According to mediainfo.hu, Budapest has just joined a group of eight European cities getting the “Le Cool” weekly e-mail newsletter. The free “e-magazine” offers tips on concerts, exhibitions, dining and other related fare. The tone is informal, and the publisher claims it won’t take money to promote specific events or businesses, instead relying on user-generated recommendations.
The Le Cool network was launched in 2003 by a Swede and an American who decided to share their experiences from a trip to Barcelona with friends via the web. It has since added editions for Dublin, Istanbul, Lisbon, London, Madrid and Moscow. The Budapest edition is being published by media agency G&E Vision, which is best known as the exclusive sales agent for ChelloZone’s TV channels. It was launched last Thursday with upwards of 1,000 initial subscriptions.

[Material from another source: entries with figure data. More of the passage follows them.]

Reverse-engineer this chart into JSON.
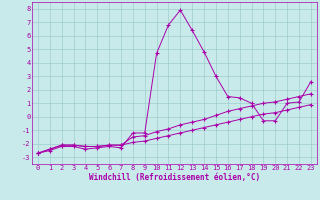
{
  "xlabel": "Windchill (Refroidissement éolien,°C)",
  "bg_color": "#c8eaea",
  "line_color": "#aa00aa",
  "grid_color": "#a0cccc",
  "spine_color": "#aa00aa",
  "xlim": [
    -0.5,
    23.5
  ],
  "ylim": [
    -3.5,
    8.5
  ],
  "xticks": [
    0,
    1,
    2,
    3,
    4,
    5,
    6,
    7,
    8,
    9,
    10,
    11,
    12,
    13,
    14,
    15,
    16,
    17,
    18,
    19,
    20,
    21,
    22,
    23
  ],
  "yticks": [
    -3,
    -2,
    -1,
    0,
    1,
    2,
    3,
    4,
    5,
    6,
    7,
    8
  ],
  "line1_x": [
    0,
    1,
    2,
    3,
    4,
    5,
    6,
    7,
    8,
    9,
    10,
    11,
    12,
    13,
    14,
    15,
    16,
    17,
    18,
    19,
    20,
    21,
    22,
    23
  ],
  "line1_y": [
    -2.7,
    -2.5,
    -2.2,
    -2.2,
    -2.4,
    -2.3,
    -2.2,
    -2.3,
    -1.2,
    -1.2,
    4.7,
    6.8,
    7.9,
    6.4,
    4.8,
    3.0,
    1.5,
    1.4,
    1.0,
    -0.3,
    -0.3,
    1.0,
    1.1,
    2.6
  ],
  "line2_x": [
    0,
    1,
    2,
    3,
    4,
    5,
    6,
    7,
    8,
    9,
    10,
    11,
    12,
    13,
    14,
    15,
    16,
    17,
    18,
    19,
    20,
    21,
    22,
    23
  ],
  "line2_y": [
    -2.7,
    -2.4,
    -2.1,
    -2.1,
    -2.2,
    -2.2,
    -2.1,
    -2.1,
    -1.5,
    -1.4,
    -1.1,
    -0.9,
    -0.6,
    -0.4,
    -0.2,
    0.1,
    0.4,
    0.6,
    0.8,
    1.0,
    1.1,
    1.3,
    1.5,
    1.7
  ],
  "line3_x": [
    0,
    1,
    2,
    3,
    4,
    5,
    6,
    7,
    8,
    9,
    10,
    11,
    12,
    13,
    14,
    15,
    16,
    17,
    18,
    19,
    20,
    21,
    22,
    23
  ],
  "line3_y": [
    -2.7,
    -2.4,
    -2.1,
    -2.1,
    -2.2,
    -2.2,
    -2.1,
    -2.1,
    -1.9,
    -1.8,
    -1.6,
    -1.4,
    -1.2,
    -1.0,
    -0.8,
    -0.6,
    -0.4,
    -0.2,
    0.0,
    0.2,
    0.3,
    0.5,
    0.7,
    0.9
  ]
}
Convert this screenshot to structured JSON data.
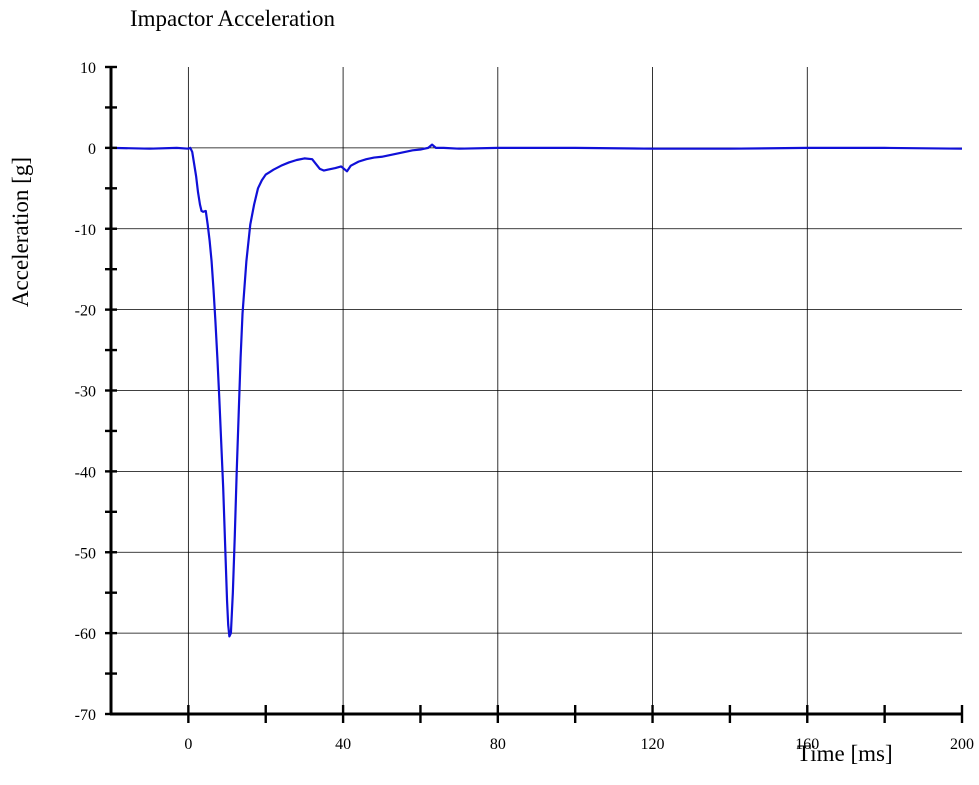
{
  "chart_data": {
    "type": "line",
    "title": "Impactor Acceleration",
    "xlabel": "Time [ms]",
    "ylabel": "Acceleration [g]",
    "xlim": [
      -20,
      200
    ],
    "ylim": [
      -70,
      10
    ],
    "grid": true,
    "x_ticks": [
      0,
      40,
      80,
      120,
      160,
      200
    ],
    "x_tick_labels": [
      "0",
      "40",
      "80",
      "120",
      "160",
      "200"
    ],
    "y_ticks": [
      10,
      0,
      -10,
      -20,
      -30,
      -40,
      -50,
      -60,
      -70
    ],
    "y_tick_labels": [
      "10",
      "0",
      "-10",
      "-20",
      "-30",
      "-40",
      "-50",
      "-60",
      "-70"
    ],
    "series": [
      {
        "color": "#1010d8",
        "x": [
          -20,
          -10,
          -3,
          0,
          0.5,
          1,
          1.5,
          2,
          2.5,
          3,
          3.4,
          3.8,
          4.5,
          5,
          5.5,
          6,
          6.5,
          7,
          7.5,
          8,
          8.5,
          9,
          9.5,
          10,
          10.3,
          10.6,
          11,
          11.5,
          12,
          12.5,
          13,
          13.5,
          14,
          15,
          16,
          17,
          18,
          19,
          20,
          21,
          22,
          24,
          26,
          28,
          30,
          32,
          33,
          34,
          35,
          36,
          38,
          39.5,
          40,
          41,
          42,
          44,
          46,
          48,
          50,
          52,
          54,
          56,
          58,
          60,
          61,
          62,
          62.5,
          63,
          63.5,
          64,
          66,
          70,
          80,
          100,
          120,
          140,
          160,
          180,
          200
        ],
        "y": [
          0,
          -0.1,
          0,
          -0.1,
          0,
          -0.5,
          -2,
          -3.5,
          -5.5,
          -7,
          -7.8,
          -7.9,
          -7.8,
          -9.5,
          -11.5,
          -14,
          -17.5,
          -21.5,
          -26,
          -31,
          -36.5,
          -42,
          -49,
          -56,
          -59,
          -60.4,
          -60,
          -55,
          -48,
          -40,
          -33,
          -26,
          -20.5,
          -14,
          -9.5,
          -7,
          -5,
          -4,
          -3.3,
          -3,
          -2.7,
          -2.2,
          -1.8,
          -1.5,
          -1.3,
          -1.4,
          -2,
          -2.6,
          -2.8,
          -2.7,
          -2.5,
          -2.3,
          -2.5,
          -2.9,
          -2.2,
          -1.7,
          -1.4,
          -1.2,
          -1.1,
          -0.9,
          -0.7,
          -0.5,
          -0.3,
          -0.2,
          -0.1,
          0,
          0.2,
          0.4,
          0.2,
          0,
          0,
          -0.1,
          0,
          0,
          -0.1,
          -0.1,
          0,
          0,
          -0.1
        ]
      }
    ]
  }
}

What’s interesting about the launch is that it comes amid signs that the print guides that have long dominated the Hungarian market for such program guide information are finally hitting the wall, both because of the softening of the ad market in general, and the increasing migration of the core audience of young spenders to the Internet. Indeed, early last week we heard from one very large advertiser in the segment who commissioned a study which revealed that more than three-quarters of the company’s customers get such information mostly or only online, rather than from such “dead-tree” sources as Pesti Est or Flyerz. And now the competition has only gotten cooler.